Infatti, il corto rinvia perfettamente a un altro film del focus, il video-ritratto Donna Haraway: Story Telling for Earthly Survival di Fabrizio Terranova, in cui la filosofa e femminista autrice del Manifesto Cyborg appare circondata di mirabili spire di meduse marine animate digitalmente e da peluche con le fattezze di piovra: per Haraway ogni desiderio è infatti tentacolare e plurale, come ogni forma di pensiero interconnesso e fecondo. La donna-medusa è inoltre una figura già usata dalle femministe in chiave decostruzionista dell’identità di genere e applicata da Haraway al suo campo di interesse tecno-fanta-scientifico. Terranova ci mostra innanzi tutto la casa che ha edificato nei boschi con alcuni amici e dove vive, il suo quotidiano scardinare le categorie binarie attraverso cui siamo abituati a dire le persone e a imbrigliare i desideri (uomo, donna, eterosessuale, omosessuale), in primis le strutture patriarcali e la coppia etero-riproduttiva, che organizzano le relazioni affettive ed economiche dominanti. Il film le dà la parola non per affabularci con complicati discorsi teorici e prescrizioni bensì per raccontarci in modo semplice e concreto anche la sua esistenza affettiva alternativa, come dev’essere radicalmente alternativo al capitalismo ogni discorso critico (e va senz’altro a segno la sua stoccata contro gli intellettuali sedicenti anti-capitalisti che non sanno immaginare nessun orizzonte altro).
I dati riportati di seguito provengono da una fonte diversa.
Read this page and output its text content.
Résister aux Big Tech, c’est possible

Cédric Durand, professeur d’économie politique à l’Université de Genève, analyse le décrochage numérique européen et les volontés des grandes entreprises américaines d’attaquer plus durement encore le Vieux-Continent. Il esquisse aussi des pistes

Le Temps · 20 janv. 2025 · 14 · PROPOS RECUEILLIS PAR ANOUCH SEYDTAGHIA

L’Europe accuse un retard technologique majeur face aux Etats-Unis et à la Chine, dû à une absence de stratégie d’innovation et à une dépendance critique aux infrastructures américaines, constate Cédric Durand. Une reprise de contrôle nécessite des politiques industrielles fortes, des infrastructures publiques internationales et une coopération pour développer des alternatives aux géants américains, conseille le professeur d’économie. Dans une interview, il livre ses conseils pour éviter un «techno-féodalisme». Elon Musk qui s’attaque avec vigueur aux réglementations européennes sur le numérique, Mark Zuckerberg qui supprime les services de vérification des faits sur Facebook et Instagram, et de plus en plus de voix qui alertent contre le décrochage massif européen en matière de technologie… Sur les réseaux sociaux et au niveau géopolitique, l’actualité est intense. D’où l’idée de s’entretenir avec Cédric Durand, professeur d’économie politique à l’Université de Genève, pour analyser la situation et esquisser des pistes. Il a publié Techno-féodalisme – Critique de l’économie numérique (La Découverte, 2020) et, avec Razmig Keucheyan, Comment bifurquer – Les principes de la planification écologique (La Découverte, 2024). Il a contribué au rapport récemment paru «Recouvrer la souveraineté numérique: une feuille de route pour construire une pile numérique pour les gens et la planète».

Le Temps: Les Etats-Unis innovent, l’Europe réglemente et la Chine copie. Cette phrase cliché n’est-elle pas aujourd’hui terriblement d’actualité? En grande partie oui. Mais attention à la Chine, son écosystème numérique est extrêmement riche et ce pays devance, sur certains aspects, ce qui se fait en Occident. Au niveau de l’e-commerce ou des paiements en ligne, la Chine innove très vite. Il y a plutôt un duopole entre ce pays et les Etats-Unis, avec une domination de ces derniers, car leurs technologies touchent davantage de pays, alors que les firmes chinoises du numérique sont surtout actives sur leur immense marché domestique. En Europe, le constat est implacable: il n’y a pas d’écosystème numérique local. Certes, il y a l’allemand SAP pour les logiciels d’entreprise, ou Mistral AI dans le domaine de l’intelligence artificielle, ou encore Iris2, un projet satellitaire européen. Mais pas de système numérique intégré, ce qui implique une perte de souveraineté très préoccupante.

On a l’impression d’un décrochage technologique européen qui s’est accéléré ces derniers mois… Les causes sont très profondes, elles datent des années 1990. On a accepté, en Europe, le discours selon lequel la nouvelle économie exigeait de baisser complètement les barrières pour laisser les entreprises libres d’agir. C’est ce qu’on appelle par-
Dai tentacoli alle radici cascanti che si attorcigliano dal quinto al terzo piano del palazzo dove vive da più di vent’anni, nel Bairro das Colónias di Lisbona, l’italiana Luciana Fina, autrice di Terceiro Andar. Nel film (che ha assunto anche la forma della video-installazione) incontriamo due donne, madre e figlia, Fatumata e Aissato, originarie della Guinea Bissau. La regista costruisce uno spazio audio-visivo domestico, in cui risuonano il tonfo ritmato del mortaio di Fatumata che prepara la cena al terzo piano, la versione radiofonica di Siamo donne (1953) trasmessa da Radiotre e ascoltata dall’autrice al quinto, gli scambi in lingua Fula e portoghese tra madre e figlia, intente a riflettere sulla scrittura di una lettera d’amore con cui Aissato vorrebbe rispondere a quella ricevuta da un ragazzo. Una riflessione condivisa su come il linguaggio, fra tradizione e traduzione, contribuisca all’educazione sentimentale di una giovane donna.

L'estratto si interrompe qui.